Two speculative projects examine how small-scale materials and objects can influence acoustic transmission and the experience of space.
A vocabulary of visual terms—sight lines, daylight, transparency—dominates descriptions of architecture, but spaces can also be experienced using other senses. In these two projects, for example, students combat the “tyranny of the visual” by creating designs defined by sound. One unifying characteristic is an attention to how smaller-scale materials and objects influence acoustic transmission: Christopher Sweeney examines the potential of terra-cotta to “produce a gradient of sounds around campus,” while Hadiya Bynoe-Seabron imagines music from boom boxes intermingling with “stacked and layered hexagonal forms.”
Visit metropolismag.com/future100 to see more groundbreaking student work.
HADIYA BYNOE-SEABRON
Drexel University
Graduate Interior Architecture and Design
NOMINATOR: William Mangold, Program Director
Bynoe-Seabron creates her eclectic interiors by layering a mix of organic and synthetic materials and bringing aspects of the natural world into built environments.
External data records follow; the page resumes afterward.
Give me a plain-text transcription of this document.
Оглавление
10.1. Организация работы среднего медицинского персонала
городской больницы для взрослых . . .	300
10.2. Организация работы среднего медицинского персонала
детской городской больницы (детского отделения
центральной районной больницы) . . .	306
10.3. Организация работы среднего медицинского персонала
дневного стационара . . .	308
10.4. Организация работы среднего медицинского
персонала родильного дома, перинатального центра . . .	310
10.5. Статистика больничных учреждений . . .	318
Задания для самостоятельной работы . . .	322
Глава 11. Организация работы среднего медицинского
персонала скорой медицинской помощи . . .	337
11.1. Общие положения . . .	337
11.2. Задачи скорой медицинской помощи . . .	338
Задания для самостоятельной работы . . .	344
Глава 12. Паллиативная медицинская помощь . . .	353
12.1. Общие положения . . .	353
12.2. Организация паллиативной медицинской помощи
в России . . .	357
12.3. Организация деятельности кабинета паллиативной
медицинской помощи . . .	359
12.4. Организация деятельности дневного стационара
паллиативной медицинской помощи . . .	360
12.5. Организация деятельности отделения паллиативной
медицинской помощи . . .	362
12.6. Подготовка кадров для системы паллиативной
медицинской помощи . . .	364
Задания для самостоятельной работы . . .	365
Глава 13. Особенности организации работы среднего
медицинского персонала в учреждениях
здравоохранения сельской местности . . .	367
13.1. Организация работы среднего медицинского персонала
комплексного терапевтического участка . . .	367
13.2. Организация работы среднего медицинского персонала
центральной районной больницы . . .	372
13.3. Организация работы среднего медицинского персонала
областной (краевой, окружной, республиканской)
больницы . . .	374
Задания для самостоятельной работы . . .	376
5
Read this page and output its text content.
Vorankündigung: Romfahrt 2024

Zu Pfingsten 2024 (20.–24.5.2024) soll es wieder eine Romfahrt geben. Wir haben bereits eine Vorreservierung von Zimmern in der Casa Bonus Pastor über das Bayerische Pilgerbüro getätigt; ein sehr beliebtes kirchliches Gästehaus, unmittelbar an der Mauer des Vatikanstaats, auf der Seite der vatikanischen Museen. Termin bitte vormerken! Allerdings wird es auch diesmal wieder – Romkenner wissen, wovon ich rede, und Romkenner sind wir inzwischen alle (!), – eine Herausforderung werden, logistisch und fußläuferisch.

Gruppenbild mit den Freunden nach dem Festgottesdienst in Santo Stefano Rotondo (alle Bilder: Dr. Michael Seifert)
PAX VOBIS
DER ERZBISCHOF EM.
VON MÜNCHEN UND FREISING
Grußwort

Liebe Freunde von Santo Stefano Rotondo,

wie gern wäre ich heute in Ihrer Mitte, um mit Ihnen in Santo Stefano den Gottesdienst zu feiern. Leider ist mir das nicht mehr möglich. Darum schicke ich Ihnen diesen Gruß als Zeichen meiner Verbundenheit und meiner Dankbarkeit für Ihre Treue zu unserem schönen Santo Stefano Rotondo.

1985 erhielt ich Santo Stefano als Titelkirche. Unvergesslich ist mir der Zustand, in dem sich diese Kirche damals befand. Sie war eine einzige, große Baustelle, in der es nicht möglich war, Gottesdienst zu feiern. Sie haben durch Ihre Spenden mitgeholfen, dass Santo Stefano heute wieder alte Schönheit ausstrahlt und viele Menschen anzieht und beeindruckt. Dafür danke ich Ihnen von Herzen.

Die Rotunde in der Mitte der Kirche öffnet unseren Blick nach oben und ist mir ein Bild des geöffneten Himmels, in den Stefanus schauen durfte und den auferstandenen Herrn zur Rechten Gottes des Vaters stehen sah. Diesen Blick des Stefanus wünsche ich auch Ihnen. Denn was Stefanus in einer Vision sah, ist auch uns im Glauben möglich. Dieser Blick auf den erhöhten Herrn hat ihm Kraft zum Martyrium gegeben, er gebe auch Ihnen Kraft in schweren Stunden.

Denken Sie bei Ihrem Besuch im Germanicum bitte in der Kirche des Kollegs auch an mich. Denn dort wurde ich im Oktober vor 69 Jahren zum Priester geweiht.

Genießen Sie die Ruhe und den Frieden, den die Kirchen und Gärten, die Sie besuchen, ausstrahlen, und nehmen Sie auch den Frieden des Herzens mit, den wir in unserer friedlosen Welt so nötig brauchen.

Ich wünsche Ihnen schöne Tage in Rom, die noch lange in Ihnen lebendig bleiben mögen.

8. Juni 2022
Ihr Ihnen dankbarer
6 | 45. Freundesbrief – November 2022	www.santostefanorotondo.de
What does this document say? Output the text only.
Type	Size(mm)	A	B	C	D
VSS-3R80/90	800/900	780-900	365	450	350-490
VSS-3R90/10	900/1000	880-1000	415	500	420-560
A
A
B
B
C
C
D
Layered surfaces also appear in a design for Shapla Center, a community center for climate-displaced Bengali migrants.
CHRISTOPHER SWEENEY
University at Buffalo
Graduate Architecture
NOMINATOR: Elaine Chow, Studio Instructor, Professional Development Coordinator
Many of Sweeney’s projects reflect an attention to immediate context and circulation, evinced in a handful of installations and the open-ended community center Big Porch. Other projects rely on research to respond to broader economic issues, such as a three-tower housing prototype to address affordability.